There is a crack in everything
That's how the light gets in.
--Leonard Cohen
A requiem is a mass sung for the dead, usually in Latin. Requiem aeternam dona eis, et lux perpetua luceat eis, which means "Rest eternal grant them, O Lord, and let light perpetual shine upon them." I have loved primarily four requiem masses that make my heart beat faster and my hair stand on end. First, of course, is Mozart's Requiem Mass in D-Minor; then Faure's, and Andrew Lloyd Webber's, which they did on Fifth Avenue in New York City, and Benjamin Britten's War Requiem. Requiem aeternam dona eis, they all say.
I was five when my paternal grandpa died. His funeral was held in a picturesque little chapel in Randsburg, now a historical site. It was the best place they could find for a lot of people to attend. Grandpa had been the Sheriff, and wore a silver star over his heart. He rolled his own cigarettes and kept a little bag of tobacco tied with a gold string in his pocket under the star. When they held me up to look in the coffin and say goodbye, I thought he was sleeping in a bank of flowers. Since then, so many have gone: all the grandfathers and grandmothers, all the aunts and uncles, some of the cousins... Daddy and Mama--all of them without the fanfare of a requiem mass. I loved them all, still do. Requiem aeternam dona eis.

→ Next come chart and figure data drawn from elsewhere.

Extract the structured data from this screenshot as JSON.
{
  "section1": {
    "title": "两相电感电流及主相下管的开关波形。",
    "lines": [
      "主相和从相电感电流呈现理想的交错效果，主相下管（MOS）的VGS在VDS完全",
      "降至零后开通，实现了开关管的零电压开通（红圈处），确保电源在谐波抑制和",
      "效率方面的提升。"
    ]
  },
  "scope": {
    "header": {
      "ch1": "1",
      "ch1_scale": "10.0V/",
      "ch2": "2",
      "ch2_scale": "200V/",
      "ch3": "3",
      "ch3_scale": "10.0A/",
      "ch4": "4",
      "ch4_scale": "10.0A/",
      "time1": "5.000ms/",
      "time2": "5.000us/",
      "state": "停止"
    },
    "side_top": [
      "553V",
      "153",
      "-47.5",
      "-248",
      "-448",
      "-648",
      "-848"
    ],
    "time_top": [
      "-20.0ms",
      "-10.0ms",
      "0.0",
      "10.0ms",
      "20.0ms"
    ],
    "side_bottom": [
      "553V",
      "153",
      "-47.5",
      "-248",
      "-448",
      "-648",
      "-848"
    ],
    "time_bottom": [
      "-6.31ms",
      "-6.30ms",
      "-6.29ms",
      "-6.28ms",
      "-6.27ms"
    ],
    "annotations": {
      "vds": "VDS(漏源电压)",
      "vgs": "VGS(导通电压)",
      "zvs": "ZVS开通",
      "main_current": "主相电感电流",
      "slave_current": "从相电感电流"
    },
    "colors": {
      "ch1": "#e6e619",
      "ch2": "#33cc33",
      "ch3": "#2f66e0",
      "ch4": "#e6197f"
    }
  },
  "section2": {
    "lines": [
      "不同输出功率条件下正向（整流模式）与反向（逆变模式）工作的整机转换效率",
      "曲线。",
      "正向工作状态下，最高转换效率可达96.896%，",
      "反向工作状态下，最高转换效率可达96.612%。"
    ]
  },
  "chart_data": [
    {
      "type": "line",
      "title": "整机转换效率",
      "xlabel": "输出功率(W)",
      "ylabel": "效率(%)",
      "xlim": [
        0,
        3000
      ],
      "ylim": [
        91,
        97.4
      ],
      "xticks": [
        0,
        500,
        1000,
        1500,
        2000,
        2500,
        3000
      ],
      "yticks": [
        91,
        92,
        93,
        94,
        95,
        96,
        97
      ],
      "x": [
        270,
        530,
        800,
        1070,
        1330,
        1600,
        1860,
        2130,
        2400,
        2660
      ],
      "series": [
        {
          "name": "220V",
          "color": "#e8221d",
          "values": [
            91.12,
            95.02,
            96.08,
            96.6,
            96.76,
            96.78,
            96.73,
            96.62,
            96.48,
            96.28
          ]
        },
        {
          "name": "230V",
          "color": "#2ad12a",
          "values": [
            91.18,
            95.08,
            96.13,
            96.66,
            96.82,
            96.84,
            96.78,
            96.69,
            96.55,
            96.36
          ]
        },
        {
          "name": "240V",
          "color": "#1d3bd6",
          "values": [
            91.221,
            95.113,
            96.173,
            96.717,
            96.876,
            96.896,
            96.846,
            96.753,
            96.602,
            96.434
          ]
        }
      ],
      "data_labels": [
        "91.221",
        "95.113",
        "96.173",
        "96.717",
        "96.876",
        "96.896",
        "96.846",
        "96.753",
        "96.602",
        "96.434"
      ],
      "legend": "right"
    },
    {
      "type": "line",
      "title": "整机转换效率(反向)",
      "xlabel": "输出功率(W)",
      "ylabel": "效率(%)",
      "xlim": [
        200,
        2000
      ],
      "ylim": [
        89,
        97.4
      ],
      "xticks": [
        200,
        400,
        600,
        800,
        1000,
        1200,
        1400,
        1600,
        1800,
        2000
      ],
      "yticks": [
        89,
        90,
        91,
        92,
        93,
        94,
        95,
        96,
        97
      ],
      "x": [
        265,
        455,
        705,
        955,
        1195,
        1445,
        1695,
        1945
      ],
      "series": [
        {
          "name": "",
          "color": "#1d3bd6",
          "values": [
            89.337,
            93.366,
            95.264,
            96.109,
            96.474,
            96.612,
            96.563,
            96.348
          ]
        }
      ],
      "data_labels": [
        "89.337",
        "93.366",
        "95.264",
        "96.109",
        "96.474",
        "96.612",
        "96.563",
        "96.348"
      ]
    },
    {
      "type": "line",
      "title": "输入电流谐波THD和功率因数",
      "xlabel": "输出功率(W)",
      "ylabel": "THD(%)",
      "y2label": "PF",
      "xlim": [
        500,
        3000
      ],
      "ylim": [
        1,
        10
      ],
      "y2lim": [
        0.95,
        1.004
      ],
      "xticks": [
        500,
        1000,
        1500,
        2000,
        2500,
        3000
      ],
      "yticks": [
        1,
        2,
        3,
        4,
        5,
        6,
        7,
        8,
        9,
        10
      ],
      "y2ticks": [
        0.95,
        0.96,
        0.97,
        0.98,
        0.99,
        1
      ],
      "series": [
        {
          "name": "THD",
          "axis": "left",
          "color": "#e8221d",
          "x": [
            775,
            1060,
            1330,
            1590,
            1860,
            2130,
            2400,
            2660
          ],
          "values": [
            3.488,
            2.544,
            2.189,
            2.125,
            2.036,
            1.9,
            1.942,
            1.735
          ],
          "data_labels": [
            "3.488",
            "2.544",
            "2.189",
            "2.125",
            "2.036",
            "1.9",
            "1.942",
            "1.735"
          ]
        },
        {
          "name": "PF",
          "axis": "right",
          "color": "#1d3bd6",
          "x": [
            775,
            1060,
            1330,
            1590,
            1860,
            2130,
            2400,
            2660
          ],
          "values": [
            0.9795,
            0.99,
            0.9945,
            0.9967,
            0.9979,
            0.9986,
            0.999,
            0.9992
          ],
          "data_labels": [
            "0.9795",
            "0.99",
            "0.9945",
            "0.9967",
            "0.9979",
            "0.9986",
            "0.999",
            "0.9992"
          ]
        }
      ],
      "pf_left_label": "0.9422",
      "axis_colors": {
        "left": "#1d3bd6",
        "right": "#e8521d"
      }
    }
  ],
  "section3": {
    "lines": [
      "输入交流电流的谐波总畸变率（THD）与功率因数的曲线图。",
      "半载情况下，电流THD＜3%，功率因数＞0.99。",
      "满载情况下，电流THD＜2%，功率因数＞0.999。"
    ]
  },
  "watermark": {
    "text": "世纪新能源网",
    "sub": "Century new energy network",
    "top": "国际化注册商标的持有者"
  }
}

I remember they hung a black wreath with black flowers and ribbons on the front door of the bar on the south side of the main street that ran through Inyokern. It was 1945, a year after Grandpa died. Gold letters across the front of the ribbon said OUR CHARLENE. Charlene was the two-year-old daughter of the bar's owner and his wife. Until that day I didn't know that children could die. Until that day childhood was a safe place to be. Even so, I knew that there remained three things I knew for sure. I was loved. I was still safe. And I would forever be "little" while the rest of the world would forever be "big." Time was nonexistent. The world was unchanging. I used to take Charlene for rides on the back of my tricycle. She died of some undisclosed illness I would never learn the particulars of. Her parent's sold the bar to my mother's brother, Uncle Ray, and they moved away. I made myself sick trying to cry from a sadness I could not feel. "Stop that," my mother said at my noisy attempts at grief. I stopped, after awhile, and put Charlene to rest somewhere in the back of my mind. Every now and again she stirs, and I remember a black wreath on a door. But for the remainder of my childhood those three things held fast: I was loved. I was safe. And the world was basically unchangable. Blessed be childhood.